Plus fort ! c’est trop doux !

GIGOMIR, protestant.

Ah ! mais non !

BABIOLE.

Votre père le veut !

Elle frappe plus fort.

GIGOMIR, criant.

Aïe, aïe !

BABIOLE.

Mais taisez-vous donc ! c’est moi qui dois crier !

Elle frappe plusieurs coups en criant.

Ho ! là ! là ! ho ! là ! là !

CRÉTINOWITCH, dans la coulisse.

Assez ! assez !

BABIOLE.

Le voici... Colonel, reprenez votre arme !...

Elle lui rend le martinet.

GIGOMIR, lui baisant la main.

Merci !

À part, piteusement.

Comme c’est ingénieux !

 

 

Scène IX

 

BABIOLE, GIGOMIR, CRÉTINOWITCH, puis OURSIKA, puis CHÂTEAU-MARGOT

 

CRÉTINOWITCH, entrant par la porte de gauche.

Eh bien ! est-ce fini ?

GIGOMIR.

Oui, papa !

CRÉTINOWITCH, lui frappant sur l’épaule.

C’est très bien, mon garçon !

GIGOMIR, poussant un cri de douleur.

Aïe !

CRÉTINOWITCH.

Quoi ?

GIGOMIR.

Bien !

OURSIKA, entrant par le fond à droite.

Ah ! c’est gracieux ! c’est délicieux !...

À la cantonade.

Bravo ! Bravo !

CRÉTINOWITCH.

Qu’est-ce que c’est ?

OURSIKA.

Je viens de voir les danseuses répéter un pas... la Grenadina !

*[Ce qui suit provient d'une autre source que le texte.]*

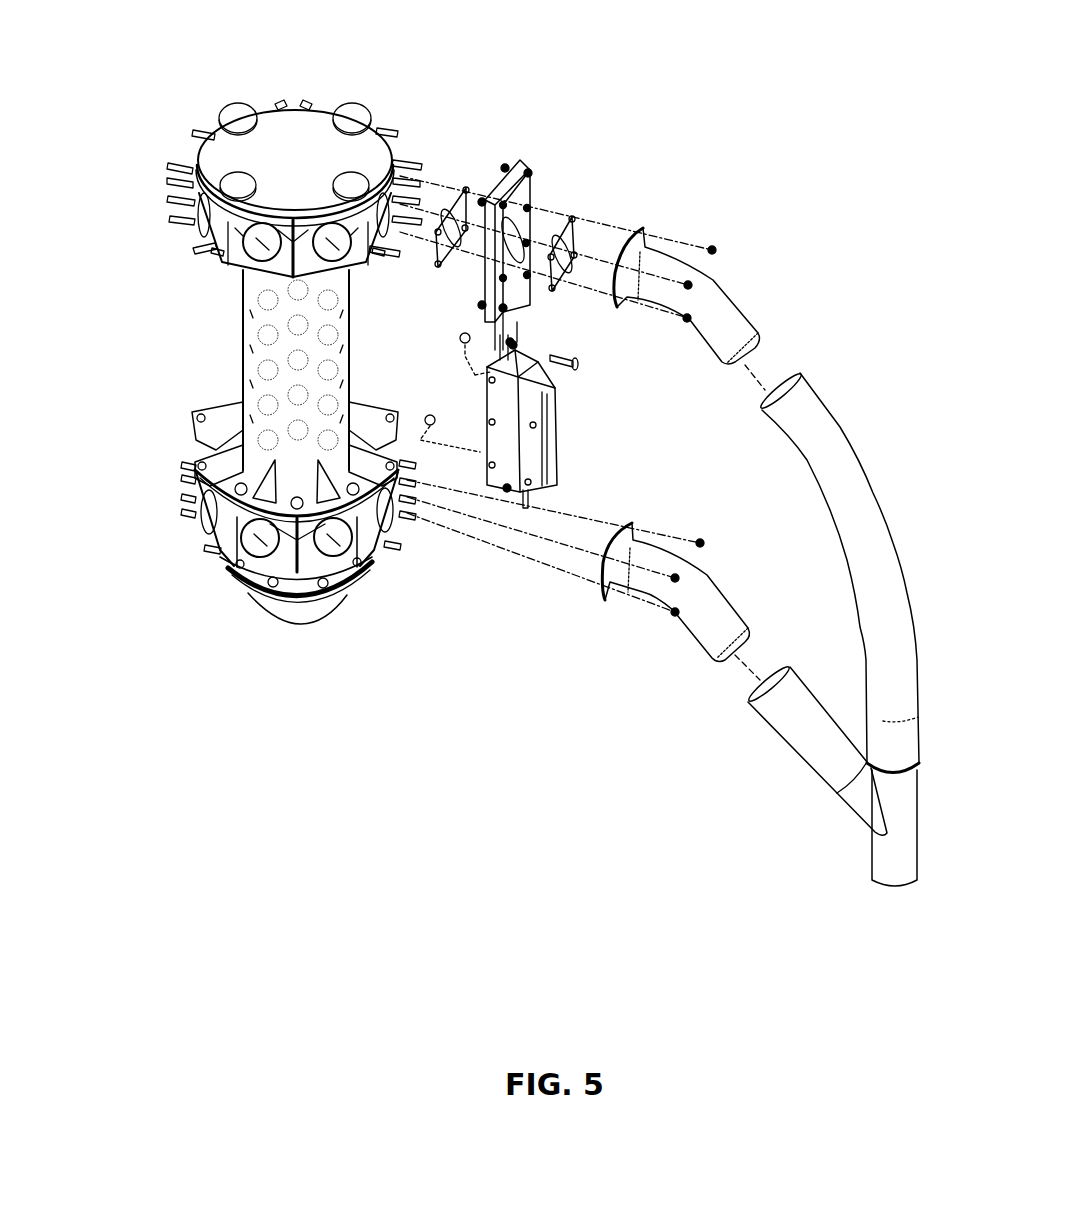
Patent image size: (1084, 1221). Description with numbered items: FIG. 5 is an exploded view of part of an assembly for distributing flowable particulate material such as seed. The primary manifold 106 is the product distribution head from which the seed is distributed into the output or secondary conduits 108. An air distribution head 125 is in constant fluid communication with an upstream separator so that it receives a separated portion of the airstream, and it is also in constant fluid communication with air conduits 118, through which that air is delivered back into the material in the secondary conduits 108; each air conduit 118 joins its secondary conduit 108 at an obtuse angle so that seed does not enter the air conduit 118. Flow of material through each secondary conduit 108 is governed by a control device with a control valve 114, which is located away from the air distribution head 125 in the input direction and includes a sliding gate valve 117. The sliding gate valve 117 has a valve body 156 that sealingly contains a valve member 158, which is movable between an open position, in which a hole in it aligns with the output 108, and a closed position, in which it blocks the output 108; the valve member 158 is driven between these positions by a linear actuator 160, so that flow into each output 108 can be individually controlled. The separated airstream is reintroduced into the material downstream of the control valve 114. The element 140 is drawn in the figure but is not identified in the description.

The primary manifold 106 is at (443, 96).
The perforated cylinder 140 is at (240, 355).
The air distribution head 125 is at (175, 580).
The sliding gate valve 117 is at (524, 170).
The control valve 114 is at (569, 171).
The valve body 156 is at (530, 218).
The valve member 158 is at (525, 318).
The linear actuator 160 is at (556, 441).
The secondary conduit 108 is at (745, 325).
The air conduit 118 is at (768, 735).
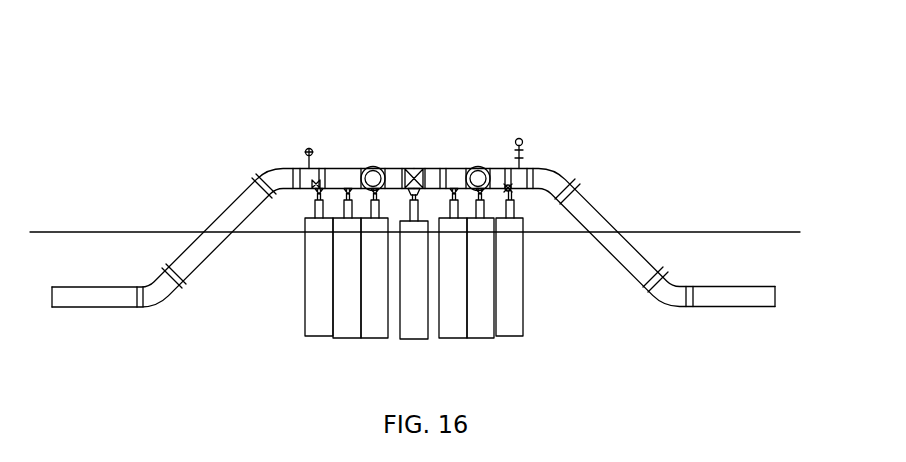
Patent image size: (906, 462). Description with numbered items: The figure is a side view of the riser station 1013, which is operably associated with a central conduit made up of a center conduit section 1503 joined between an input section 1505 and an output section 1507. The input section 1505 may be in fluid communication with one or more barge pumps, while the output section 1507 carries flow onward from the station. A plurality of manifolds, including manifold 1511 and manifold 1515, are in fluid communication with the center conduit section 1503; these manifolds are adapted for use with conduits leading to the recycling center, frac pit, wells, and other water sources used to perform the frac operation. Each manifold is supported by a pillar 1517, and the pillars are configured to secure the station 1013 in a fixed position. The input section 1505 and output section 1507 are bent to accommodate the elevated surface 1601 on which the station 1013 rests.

The riser station 1013 is at (133, 55).
The center conduit section 1503 is at (433, 168).
The input section 1505 is at (225, 214).
The output section 1507 is at (583, 190).
The manifold 1511 is at (367, 167).
The manifold 1515 is at (480, 167).
The pillar 1517 is at (305, 307).
The elevated surface 1601 is at (688, 232).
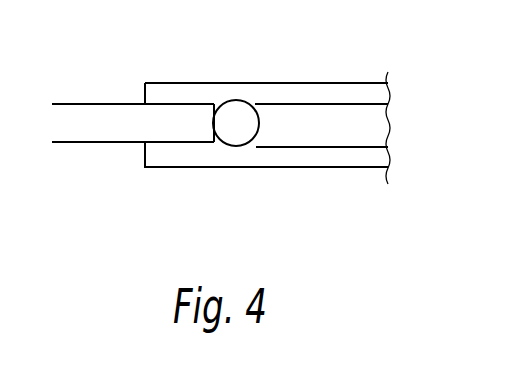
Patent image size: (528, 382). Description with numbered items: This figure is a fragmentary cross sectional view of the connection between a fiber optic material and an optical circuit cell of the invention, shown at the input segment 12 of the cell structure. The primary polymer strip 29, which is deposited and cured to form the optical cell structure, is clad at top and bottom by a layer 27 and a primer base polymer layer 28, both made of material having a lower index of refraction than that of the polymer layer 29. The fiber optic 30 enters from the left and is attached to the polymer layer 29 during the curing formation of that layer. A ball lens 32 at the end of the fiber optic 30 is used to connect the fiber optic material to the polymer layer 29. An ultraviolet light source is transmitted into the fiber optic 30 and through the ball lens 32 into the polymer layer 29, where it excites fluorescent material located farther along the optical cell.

The input segment 12 is at (304, 124).
The cladding layer 27 is at (393, 92).
The primer base polymer layer 28 is at (333, 158).
The primary polymeric layer 29 is at (367, 126).
The fiber optic 30 is at (100, 127).
The ball lens 32 is at (232, 132).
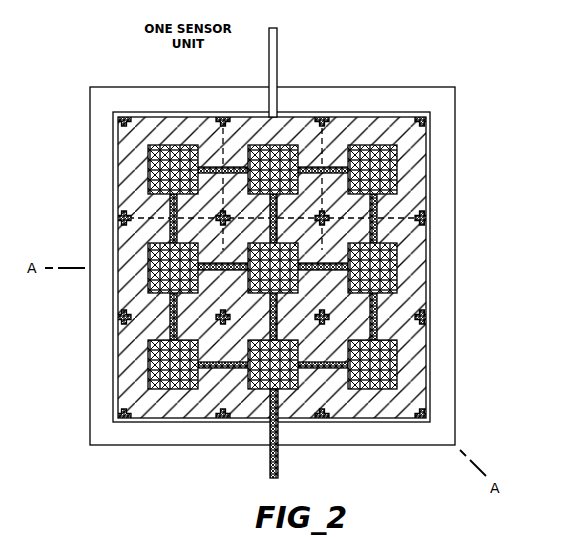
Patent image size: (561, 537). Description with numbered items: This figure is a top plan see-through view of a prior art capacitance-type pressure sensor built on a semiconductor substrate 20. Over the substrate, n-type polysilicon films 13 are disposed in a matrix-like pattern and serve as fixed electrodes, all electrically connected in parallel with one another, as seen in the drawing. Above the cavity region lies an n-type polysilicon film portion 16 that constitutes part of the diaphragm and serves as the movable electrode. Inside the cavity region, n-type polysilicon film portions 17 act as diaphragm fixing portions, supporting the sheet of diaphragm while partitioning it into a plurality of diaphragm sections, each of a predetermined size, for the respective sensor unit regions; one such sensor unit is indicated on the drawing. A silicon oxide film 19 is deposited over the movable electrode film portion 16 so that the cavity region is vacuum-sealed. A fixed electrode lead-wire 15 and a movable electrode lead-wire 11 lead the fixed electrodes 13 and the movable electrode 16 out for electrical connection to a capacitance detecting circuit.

The movable electrode lead-wire 11 is at (278, 31).
The n-type polysilicon films 13 is at (383, 145).
The fixed electrode lead-wire 15 is at (279, 470).
The n-type polysilicon film portion 16 is at (347, 118).
The n-type polysilicon film portions 17 is at (330, 216).
The silicon oxide film 19 is at (298, 98).
The semiconductor substrate 20 is at (207, 122).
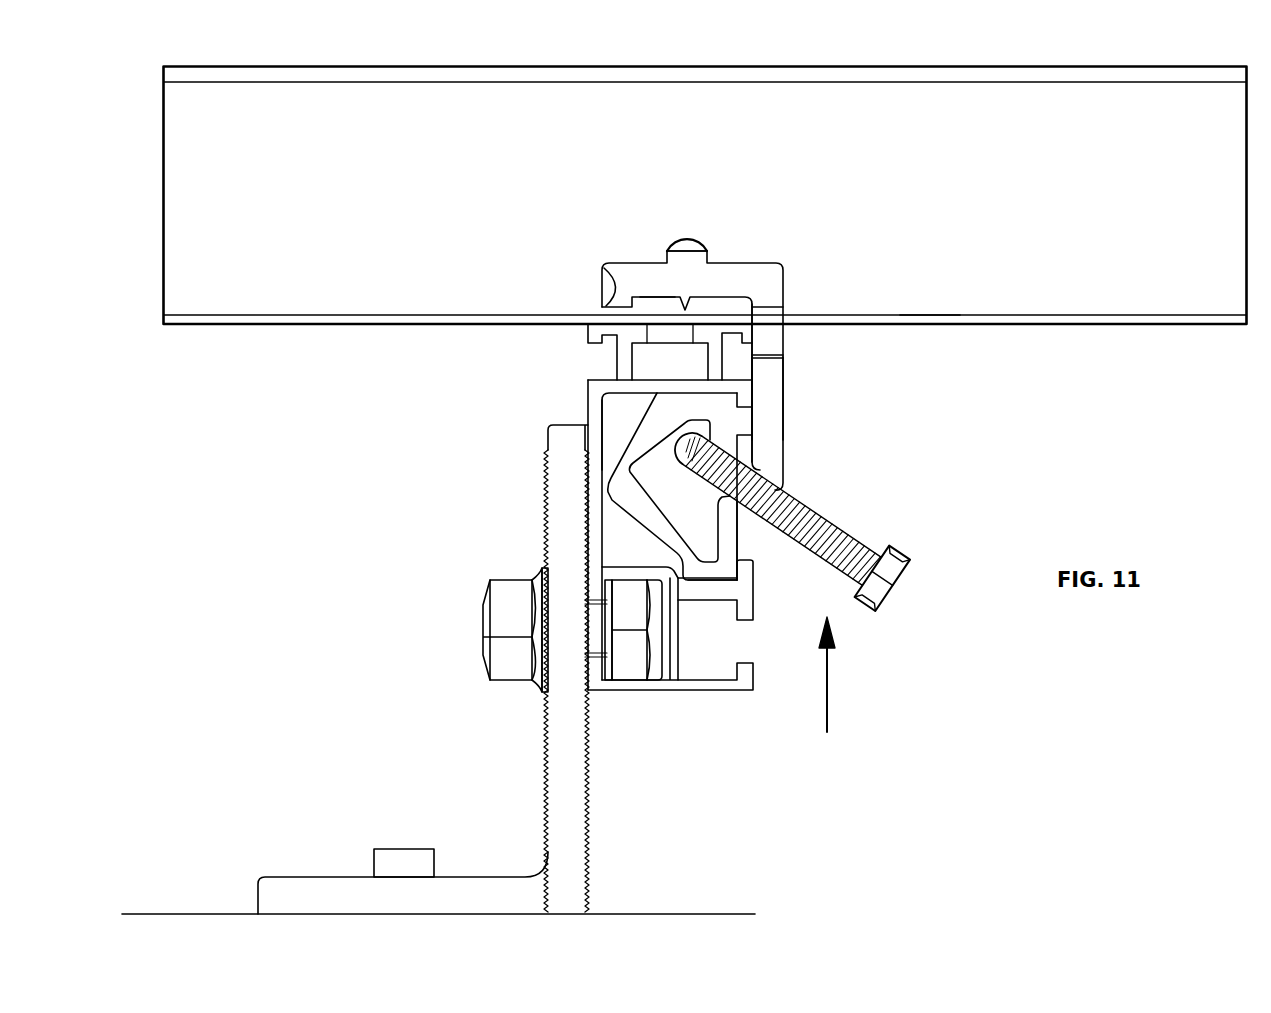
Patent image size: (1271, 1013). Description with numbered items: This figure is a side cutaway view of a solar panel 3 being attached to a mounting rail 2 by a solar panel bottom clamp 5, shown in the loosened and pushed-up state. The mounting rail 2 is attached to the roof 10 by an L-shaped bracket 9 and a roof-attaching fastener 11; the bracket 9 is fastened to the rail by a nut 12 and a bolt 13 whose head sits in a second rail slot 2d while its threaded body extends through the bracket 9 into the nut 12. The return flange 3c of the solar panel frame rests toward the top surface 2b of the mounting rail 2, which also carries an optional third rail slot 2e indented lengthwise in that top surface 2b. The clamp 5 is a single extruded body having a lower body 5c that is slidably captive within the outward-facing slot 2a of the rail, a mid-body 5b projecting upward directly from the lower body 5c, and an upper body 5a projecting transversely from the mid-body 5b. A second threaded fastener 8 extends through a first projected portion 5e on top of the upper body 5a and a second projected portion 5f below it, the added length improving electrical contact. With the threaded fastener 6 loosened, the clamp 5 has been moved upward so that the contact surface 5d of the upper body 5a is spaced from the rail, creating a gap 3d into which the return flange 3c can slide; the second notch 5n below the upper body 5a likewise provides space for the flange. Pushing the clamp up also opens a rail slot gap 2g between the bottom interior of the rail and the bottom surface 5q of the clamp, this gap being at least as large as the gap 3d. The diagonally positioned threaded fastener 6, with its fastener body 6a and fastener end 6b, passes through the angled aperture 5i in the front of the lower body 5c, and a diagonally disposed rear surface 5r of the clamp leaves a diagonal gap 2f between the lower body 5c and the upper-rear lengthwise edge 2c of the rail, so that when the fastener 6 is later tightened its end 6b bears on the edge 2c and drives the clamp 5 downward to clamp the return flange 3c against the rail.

Faisant des ronds de jambe.

Elles font comme ça... et puis comme ça...

GIGOMIR, à part.

C’est drôle, cette femme me paraît énorme maintenant...

OURSIKA.

Et ces hommes... qu’ils sont beaux !... ils ont des castagnettes...

GIGOMIR, à part.

Ce n’est pas une rose... c’est un artichaut...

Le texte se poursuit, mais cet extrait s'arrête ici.